Thursday, December 10, 2009

Oh happy day!

Ugh, what a day....... so today I was waiting for a phone call. Phone call was supposed to occur between the hours of 3 and 5 pm. Did not occur. I called instead, received a message that they were experiencing high call volumes and to try back later. Waited 15 min, tried again, same message. Tried again about 20 min later, office closed. So I got on their website and let them know.

During the end of this, A gets home and my mom calls. I ask if I can call her back and tell him I have no ideas for dinner because I was waiting for this phone call. He says, what do you want? I say I don't care, that I will eat cereal. Finish what I am working on, irritated at the whole situation, and call my mom back. As I am talking to her, A asks me again what I want for dinner, I again tell him I don't care, that I will have cereal (in a snippy voice) and ask my mom what she said. She tells me not to take out my irritation on him. Yes, I know this, but at this point I am not just irritated at the situation I AM irritated at him because I have already said I don't care what I eat/if I eat and he just can't make a decision on his own. I then tell her that I know, but I don't tell her how to talk to/treat Dad.
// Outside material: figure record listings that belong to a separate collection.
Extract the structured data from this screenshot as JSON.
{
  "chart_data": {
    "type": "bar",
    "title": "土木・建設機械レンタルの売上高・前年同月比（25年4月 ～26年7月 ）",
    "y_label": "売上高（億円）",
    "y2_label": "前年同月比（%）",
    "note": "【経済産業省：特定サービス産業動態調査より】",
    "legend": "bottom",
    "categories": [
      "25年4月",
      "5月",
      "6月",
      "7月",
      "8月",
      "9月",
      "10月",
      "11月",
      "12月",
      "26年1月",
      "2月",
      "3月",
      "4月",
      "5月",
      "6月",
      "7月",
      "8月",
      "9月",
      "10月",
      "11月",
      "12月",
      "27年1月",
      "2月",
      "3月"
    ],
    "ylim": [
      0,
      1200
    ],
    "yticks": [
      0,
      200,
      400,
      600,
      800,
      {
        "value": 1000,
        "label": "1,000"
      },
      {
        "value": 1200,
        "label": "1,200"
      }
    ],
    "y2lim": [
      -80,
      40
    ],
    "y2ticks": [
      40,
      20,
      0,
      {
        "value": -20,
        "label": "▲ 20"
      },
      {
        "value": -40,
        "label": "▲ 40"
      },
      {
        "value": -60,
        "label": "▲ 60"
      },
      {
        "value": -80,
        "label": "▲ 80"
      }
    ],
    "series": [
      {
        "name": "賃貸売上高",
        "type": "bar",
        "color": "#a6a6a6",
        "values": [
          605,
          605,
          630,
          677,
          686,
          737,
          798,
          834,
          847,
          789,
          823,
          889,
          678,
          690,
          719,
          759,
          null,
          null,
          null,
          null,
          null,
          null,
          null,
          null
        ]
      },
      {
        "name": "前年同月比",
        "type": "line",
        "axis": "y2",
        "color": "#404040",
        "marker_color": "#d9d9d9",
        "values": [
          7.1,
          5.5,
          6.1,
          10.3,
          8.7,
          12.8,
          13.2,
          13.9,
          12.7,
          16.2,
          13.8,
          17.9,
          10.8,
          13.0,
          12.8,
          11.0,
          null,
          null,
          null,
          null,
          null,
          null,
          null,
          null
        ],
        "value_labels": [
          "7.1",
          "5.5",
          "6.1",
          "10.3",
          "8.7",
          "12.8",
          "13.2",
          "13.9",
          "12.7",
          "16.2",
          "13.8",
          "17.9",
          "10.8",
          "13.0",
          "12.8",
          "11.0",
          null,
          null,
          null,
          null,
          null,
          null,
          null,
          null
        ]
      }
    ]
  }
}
In an aside, since I have been married, this is one of my biggest pet peeves from my parents, the tips on how to and how to not treat my husband. They don't do it to my older brother, and we do not do it to them, so I don't really see where they get off sometimes. Especially because it's never about the nice things I do for him, how well I take care of him, it's about how I should be, that he is so good to me, and blah blah blah. Yes, I know he is good to me, he is great, but ya know what? He is not perfect, neither am I, but it works for us, this relationship.

Anyway, my mom tells me that she can let me go because she can tell I don't really want to talk. Okay, good idea, let's talk tomorrow. But I think that she is crying by the time we hang up, which makes me want to call her right now and check on her, but I really just don't want to talk on the phone.

Sigh... I know that was all over the place, but I was soo steamed for a few minutes that I was having some thoughts and needed to at least get this out.

so, yeah, there it is..........Happy Holidays.........
and Disney....off, there goes my happy trip
one good thing - interview tomorrow!